Mam tak wiele spraw do opisania, tak wiele kwestii do poruszenia, na położonej na Morzu Czarnym Wyspie Węży nie ma już bandytów rosyjskich, a Rosja w swojej propagandzie uznała, że to gest dobrej woli, Beata Kempa ogłosiła, że Polska musi wrócić do węgla i niech cały świat zamawia go u nas, a ja myślę, że nie zniosę dłużej tej głupoty, fundusze dla Polski są ciągle zagrożone, gdyż Komisja Europejska uznała, że ustawa Andrzeja Dudy nie spełnia warunków kamieni milowych, wakacje kredytowe to sabotaż, z taką władzą zaraz wszyscy skończymy na bruku, pisze Jakub Kralka na bezprawnik pl, a na dodatek nie żyje 20-latka postrzelona przez napastnika w Nowym Jorku. Młoda kobieta prowadziła wózek z dzieckiem, mieszkańcy miasta są wstrząśnięci, a ja jestem ciągle wstrząśnięty tym, że w Polsce banda debili chce większego dostępu do broni. O pilne ogłoszenie stanu klęski żywiołowej z powodu suszy apelują rolnicy z województwa lubuskiego, gdyż z ich szacunków wynika, że straty w tym regionie już teraz sięgają od 50 do 85 procent. Jakoś to będzie. Rośnie inflacja, czemu winny jest Putin i Donald Tusk. Senator Prawa i Sprawiedliwości Marek Martynowski przyznał, że ręce mu opadają, kiedy słyszy o sprawie Sylwii Sobolewskiej, czyli żonie prominentnego polityka PiSu. Sobolewska, która straciła pracę w spółkach Skarbu Państwa po przyjęciu tak zwanej uchwały nepotycznej, szybko znalazła posady w innych publicznych spółkach, donosi TVN24, a ja nie wiem, jak mam przypominać nieustannie o wszystkich aferach Prawa i Sprawiedliwości, gdyż przecież piszę to wszystko do ludzi, którzy też je pamiętają. Jak pisać do tych, których pamięć ma długość paznokcia? 
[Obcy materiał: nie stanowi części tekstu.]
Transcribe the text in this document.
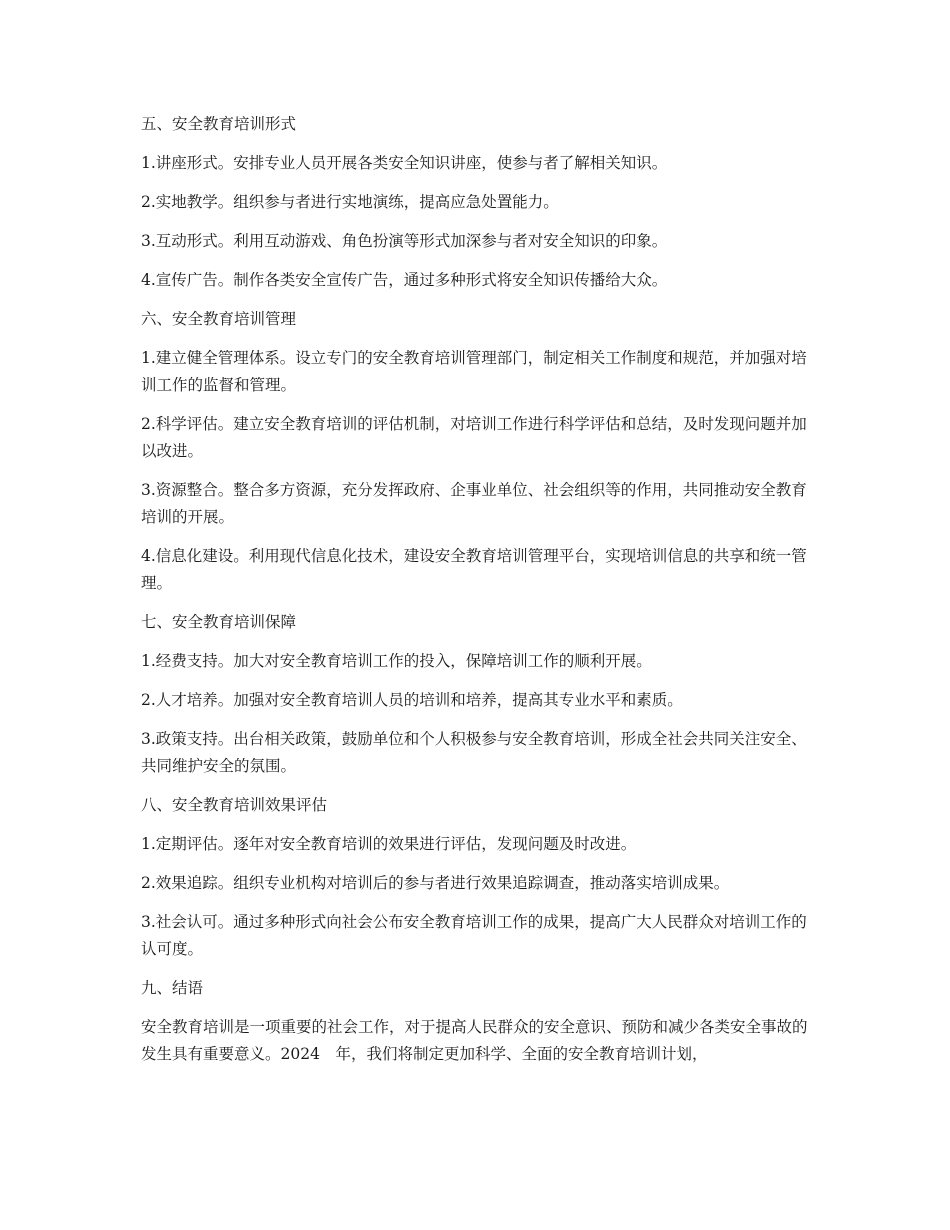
五、安全教育培训形式

1.讲座形式。安排专业人员开展各类安全知识讲座，使参与者了解相关知识。

2.实地教学。组织参与者进行实地演练，提高应急处置能力。

3.互动形式。利用互动游戏、角色扮演等形式加深参与者对安全知识的印象。

4.宣传广告。制作各类安全宣传广告，通过多种形式将安全知识传播给大众。

六、安全教育培训管理

1.建立健全管理体系。设立专门的安全教育培训管理部门，制定相关工作制度和规范，并加强对培训工作的监督和管理。

2.科学评估。建立安全教育培训的评估机制，对培训工作进行科学评估和总结，及时发现问题并加以改进。

3.资源整合。整合多方资源，充分发挥政府、企事业单位、社会组织等的作用，共同推动安全教育培训的开展。

4.信息化建设。利用现代信息化技术，建设安全教育培训管理平台，实现培训信息的共享和统一管理。

七、安全教育培训保障

1.经费支持。加大对安全教育培训工作的投入，保障培训工作的顺利开展。

2.人才培养。加强对安全教育培训人员的培训和培养，提高其专业水平和素质。

3.政策支持。出台相关政策，鼓励单位和个人积极参与安全教育培训，形成全社会共同关注安全、共同维护安全的氛围。

八、安全教育培训效果评估

1.定期评估。逐年对安全教育培训的效果进行评估，发现问题及时改进。

2.效果追踪。组织专业机构对培训后的参与者进行效果追踪调查，推动落实培训成果。

3.社会认可。通过多种形式向社会公布安全教育培训工作的成果，提高广大人民群众对培训工作的认可度。

九、结语

安全教育培训是一项重要的社会工作，对于提高人民群众的安全意识、预防和减少各类安全事故的发生具有重要意义。2024　年，我们将制定更加科学、全面的安全教育培训计划，
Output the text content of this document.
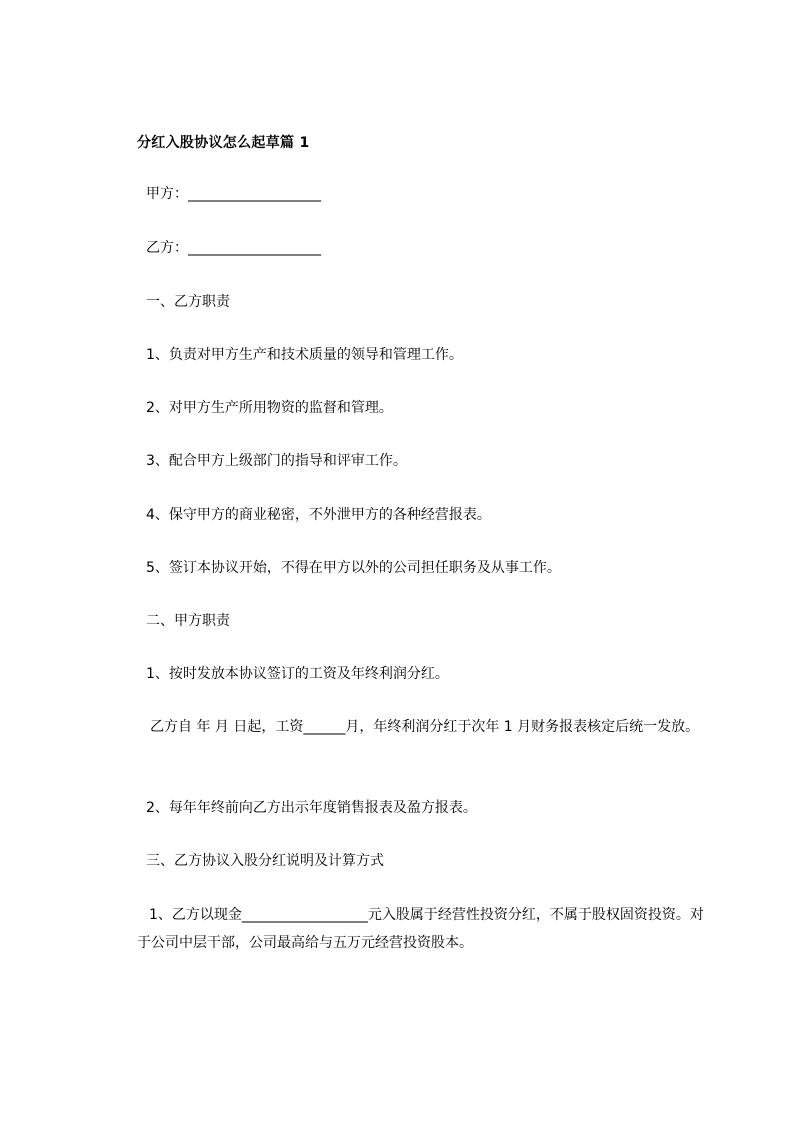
分红入股协议怎么起草篇 1
甲方：___________________
乙方：___________________
一、乙方职责
1、负责对甲方生产和技术质量的领导和管理工作。
2、对甲方生产所用物资的监督和管理。
3、配合甲方上级部门的指导和评审工作。
4、保守甲方的商业秘密，不外泄甲方的各种经营报表。
5、签订本协议开始，不得在甲方以外的公司担任职务及从事工作。
二、甲方职责
1、按时发放本协议签订的工资及年终利润分红。
乙方自 年 月 日起，工资______月，年终利润分红于次年 1 月财务报表核定后统一发放。
2、每年年终前向乙方出示年度销售报表及盈方报表。
三、乙方协议入股分红说明及计算方式
1、乙方以现金__________________元入股属于经营性投资分红，不属于股权固资投资。对于公司中层干部，公司最高给与五万元经营投资股本。
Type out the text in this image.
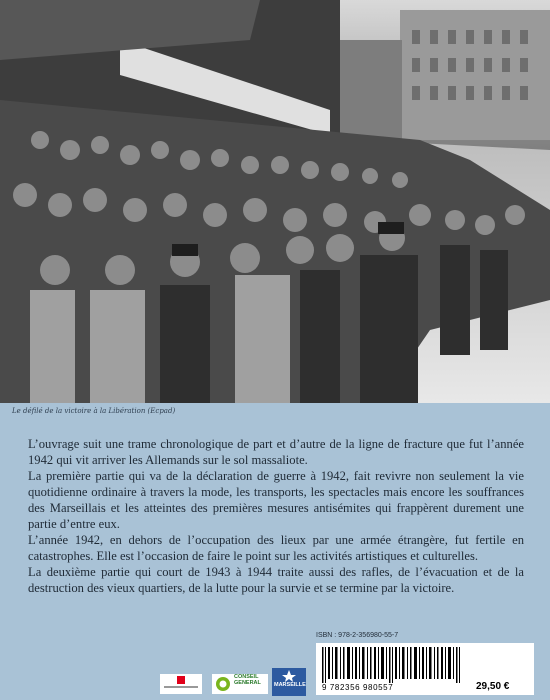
Le défilé de la victoire à la Libération (Ecpad)

L’ouvrage suit une trame chronologique de part et d’autre de la ligne de fracture que fut l’année 1942 qui vit arriver les Allemands sur le sol massaliote.

La première partie qui va de la déclaration de guerre à 1942, fait revivre non seulement la vie quotidienne ordinaire à travers la mode, les transports, les spectacles mais encore les souffrances des Marseillais et les atteintes des premières mesures antisémites qui frappèrent durement une partie d’entre eux.

L’année 1942, en dehors de l’occupation des lieux par une armée étrangère, fut fertile en catastrophes. Elle est l’occasion de faire le point sur les activités artistiques et culturelles.

La deuxième partie qui court de 1943 à 1944 traite aussi des rafles, de l’évacuation et de la destruction des vieux quartiers, de la lutte pour la survie et se termine par la victoire.

CONSEIL GENERAL	MARSEILLE
ISBN : 978-2-356980-55-7
9 782356 980557	29,50 €
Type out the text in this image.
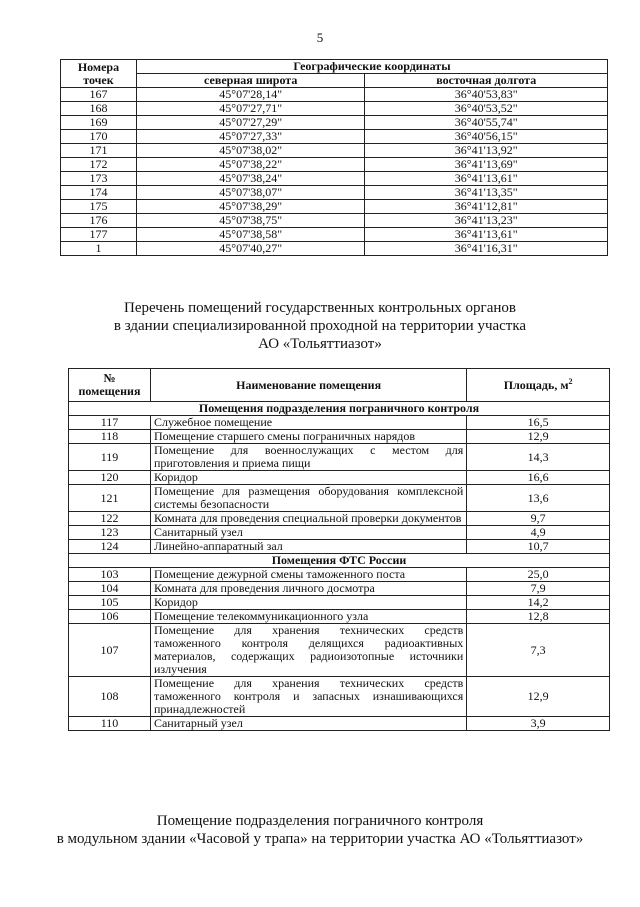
5
Номера точек	Географические координаты	
	северная широта	восточная долгота
167	45°07'28,14"	36°40'53,83"
168	45°07'27,71"	36°40'53,52"
169	45°07'27,29"	36°40'55,74"
170	45°07'27,33"	36°40'56,15"
171	45°07'38,02"	36°41'13,92"
172	45°07'38,22"	36°41'13,69"
173	45°07'38,24"	36°41'13,61"
174	45°07'38,07"	36°41'13,35"
175	45°07'38,29"	36°41'12,81"
176	45°07'38,75"	36°41'13,23"
177	45°07'38,58"	36°41'13,61"
1	45°07'40,27"	36°41'16,31"
Перечень помещений государственных контрольных органов
в здании специализированной проходной на территории участка
АО «Тольяттиазот»
№ помещения	Наименование помещения	Площадь, $м^2$
Помещения подразделения пограничного контроля		
117	Служебное помещение	16,5
118	Помещение старшего смены пограничных нарядов	12,9
119	Помещение для военнослужащих с местом для приготовления и приема пищи	14,3
120	Коридор	16,6
121	Помещение для размещения оборудования комплексной системы безопасности	13,6
122	Комната для проведения специальной проверки документов	9,7
123	Санитарный узел	4,9
124	Линейно-аппаратный зал	10,7
Помещения ФТС России		
103	Помещение дежурной смены таможенного поста	25,0
104	Комната для проведения личного досмотра	7,9
105	Коридор	14,2
106	Помещение телекоммуникационного узла	12,8
107	Помещение для хранения технических средств таможенного контроля делящихся радиоактивных материалов, содержащих радиоизотопные источники излучения	7,3
108	Помещение для хранения технических средств таможенного контроля и запасных изнашивающихся принадлежностей	12,9
110	Санитарный узел	3,9
Помещение подразделения пограничного контроля
в модульном здании «Часовой у трапа» на территории участка АО «Тольяттиазот»
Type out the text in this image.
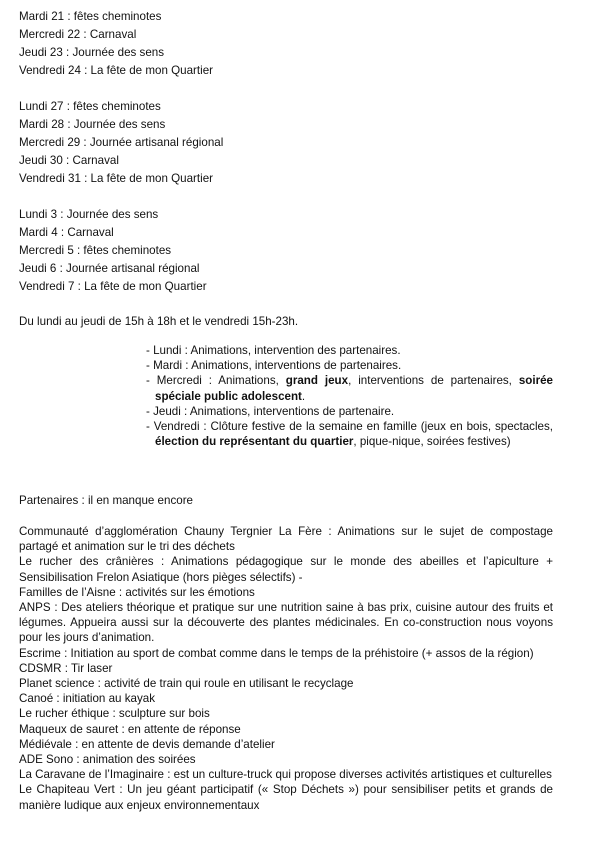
Mardi 21 : fêtes cheminotes
Mercredi 22 : Carnaval
Jeudi 23 : Journée des sens
Vendredi 24 : La fête de mon Quartier
Lundi 27 : fêtes cheminotes
Mardi 28 : Journée des sens
Mercredi 29 : Journée artisanal régional
Jeudi 30 : Carnaval
Vendredi 31 : La fête de mon Quartier
Lundi 3 : Journée des sens
Mardi 4 : Carnaval
Mercredi 5 : fêtes cheminotes
Jeudi 6 : Journée artisanal régional
Vendredi 7 : La fête de mon Quartier
Du lundi au jeudi de 15h à 18h et le vendredi 15h-23h.
- Lundi : Animations, intervention des partenaires.
- Mardi : Animations, interventions de partenaires.
- Mercredi : Animations, grand jeux, interventions de partenaires, soirée spéciale public adolescent.
- Jeudi : Animations, interventions de partenaire.
- Vendredi : Clôture festive de la semaine en famille (jeux en bois, spectacles, élection du représentant du quartier, pique-nique, soirées festives)
Partenaires : il en manque encore
Communauté d’agglomération Chauny Tergnier La Fère : Animations sur le sujet de compostage partagé et animation sur le tri des déchets
Le rucher des crânières : Animations pédagogique sur le monde des abeilles et l’apiculture + Sensibilisation Frelon Asiatique (hors pièges sélectifs) -
Familles de l’Aisne : activités sur les émotions
ANPS : Des ateliers théorique et pratique sur une nutrition saine à bas prix, cuisine autour des fruits et légumes. Appueira aussi sur la découverte des plantes médicinales. En co-construction nous voyons pour les jours d’animation.
Escrime : Initiation au sport de combat comme dans le temps de la préhistoire (+ assos de la région)
CDSMR : Tir laser
Planet science : activité de train qui roule en utilisant le recyclage
Canoé : initiation au kayak
Le rucher éthique : sculpture sur bois
Maqueux de sauret : en attente de réponse
Médiévale : en attente de devis demande d’atelier
ADE Sono : animation des soirées
La Caravane de l’Imaginaire : est un culture-truck qui propose diverses activités artistiques et culturelles
Le Chapiteau Vert : Un jeu géant participatif (« Stop Déchets ») pour sensibiliser petits et grands de manière ludique aux enjeux environnementaux
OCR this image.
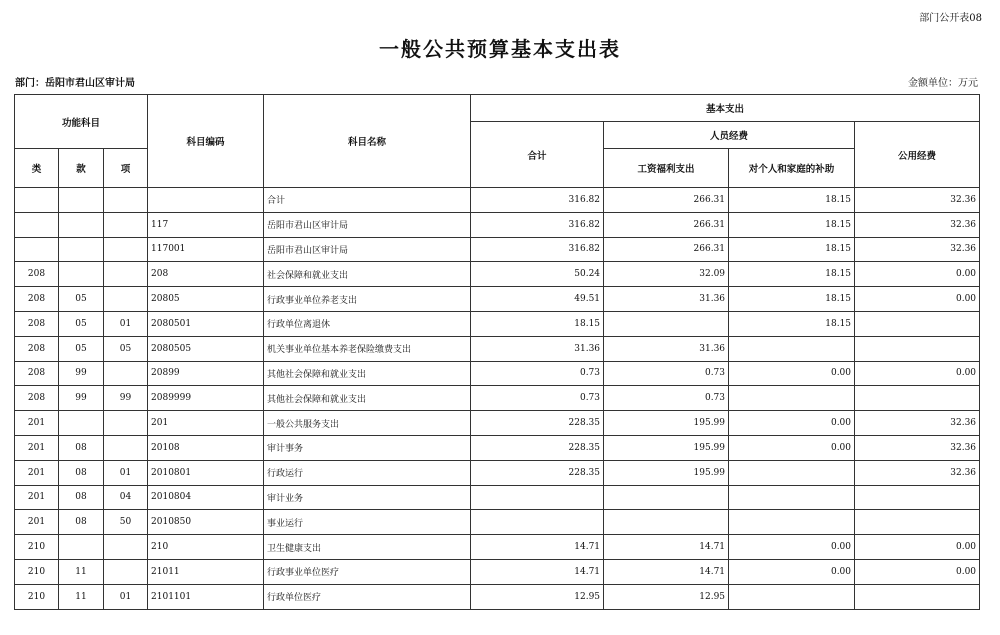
部门公开表08
一般公共预算基本支出表
部门：岳阳市君山区审计局	金额单位：万元
功能科目			科目编码	科目名称	基本支出			
					合计	人员经费		公用经费
类	款	项				工资福利支出	对个人和家庭的补助	
				合计	316.82	266.31	18.15	32.36
			117	岳阳市君山区审计局	316.82	266.31	18.15	32.36
			117001	岳阳市君山区审计局	316.82	266.31	18.15	32.36
208			208	社会保障和就业支出	50.24	32.09	18.15	0.00
208	05		20805	行政事业单位养老支出	49.51	31.36	18.15	0.00
208	05	01	2080501	行政单位离退休	18.15		18.15	
208	05	05	2080505	机关事业单位基本养老保险缴费支出	31.36	31.36		
208	99		20899	其他社会保障和就业支出	0.73	0.73	0.00	0.00
208	99	99	2089999	其他社会保障和就业支出	0.73	0.73		
201			201	一般公共服务支出	228.35	195.99	0.00	32.36
201	08		20108	审计事务	228.35	195.99	0.00	32.36
201	08	01	2010801	行政运行	228.35	195.99		32.36
201	08	04	2010804	审计业务				
201	08	50	2010850	事业运行				
210			210	卫生健康支出	14.71	14.71	0.00	0.00
210	11		21011	行政事业单位医疗	14.71	14.71	0.00	0.00
210	11	01	2101101	行政单位医疗	12.95	12.95		
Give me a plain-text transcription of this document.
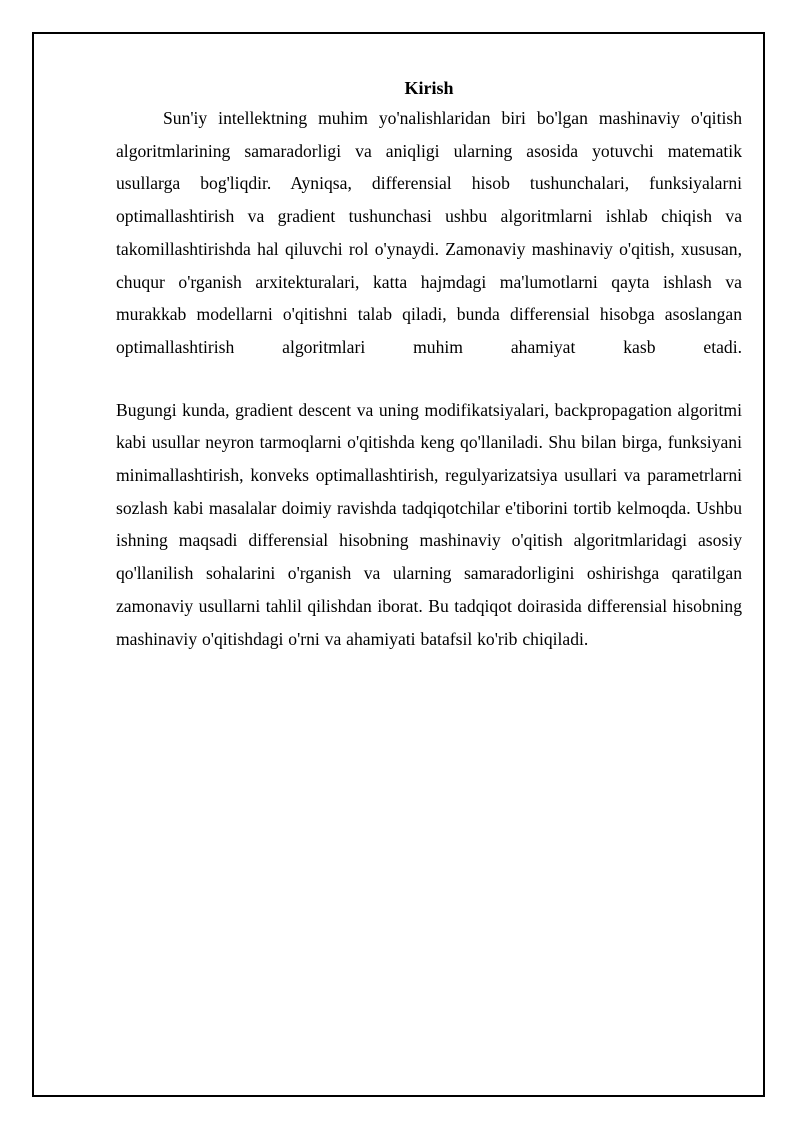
Kirish

Sun'iy intellektning muhim yo'nalishlaridan biri bo'lgan mashinaviy o'qitish algoritmlarining samaradorligi va aniqligi ularning asosida yotuvchi matematik usullarga bog'liqdir. Ayniqsa, differensial hisob tushunchalari, funksiyalarni optimallashtirish va gradient tushunchasi ushbu algoritmlarni ishlab chiqish va takomillashtirishda hal qiluvchi rol o'ynaydi. Zamonaviy mashinaviy o'qitish, xususan, chuqur o'rganish arxitekturalari, katta hajmdagi ma'lumotlarni qayta ishlash va murakkab modellarni o'qitishni talab qiladi, bunda differensial hisobga asoslangan optimallashtirish algoritmlari muhim ahamiyat kasb etadi.

Bugungi kunda, gradient descent va uning modifikatsiyalari, backpropagation algoritmi kabi usullar neyron tarmoqlarni o'qitishda keng qo'llaniladi. Shu bilan birga, funksiyani minimallashtirish, konveks optimallashtirish, regulyarizatsiya usullari va parametrlarni sozlash kabi masalalar doimiy ravishda tadqiqotchilar e'tiborini tortib kelmoqda. Ushbu ishning maqsadi differensial hisobning mashinaviy o'qitish algoritmlaridagi asosiy qo'llanilish sohalarini o'rganish va ularning samaradorligini oshirishga qaratilgan zamonaviy usullarni tahlil qilishdan iborat. Bu tadqiqot doirasida differensial hisobning mashinaviy o'qitishdagi o'rni va ahamiyati batafsil ko'rib chiqiladi.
Tłumy bawią się na Openerze, a ja się spalam w próbie opisania świata i sytuacji, w jakiej się znajdujemy. Myślę, że oni mają rację, a ja jej nie mam. Wszystkie moje telegramy, że dzieje się źle, bledną w obliczu możliwości spędzania dobrego czasu. To żadna ironia, to zwykła prawda. W Bydgoszczy pojawił się wąż w osiedlowej Żabce, a klienci wpadli w panikę. Ja ciągle panikuję, panikuję bez sensu, bo przecież jakoś to będzie, bo zawsze jakoś jest. Nawet jak znikną nauczyciele, to uczniowie będą uczyli się z Jutuba i TikToka. 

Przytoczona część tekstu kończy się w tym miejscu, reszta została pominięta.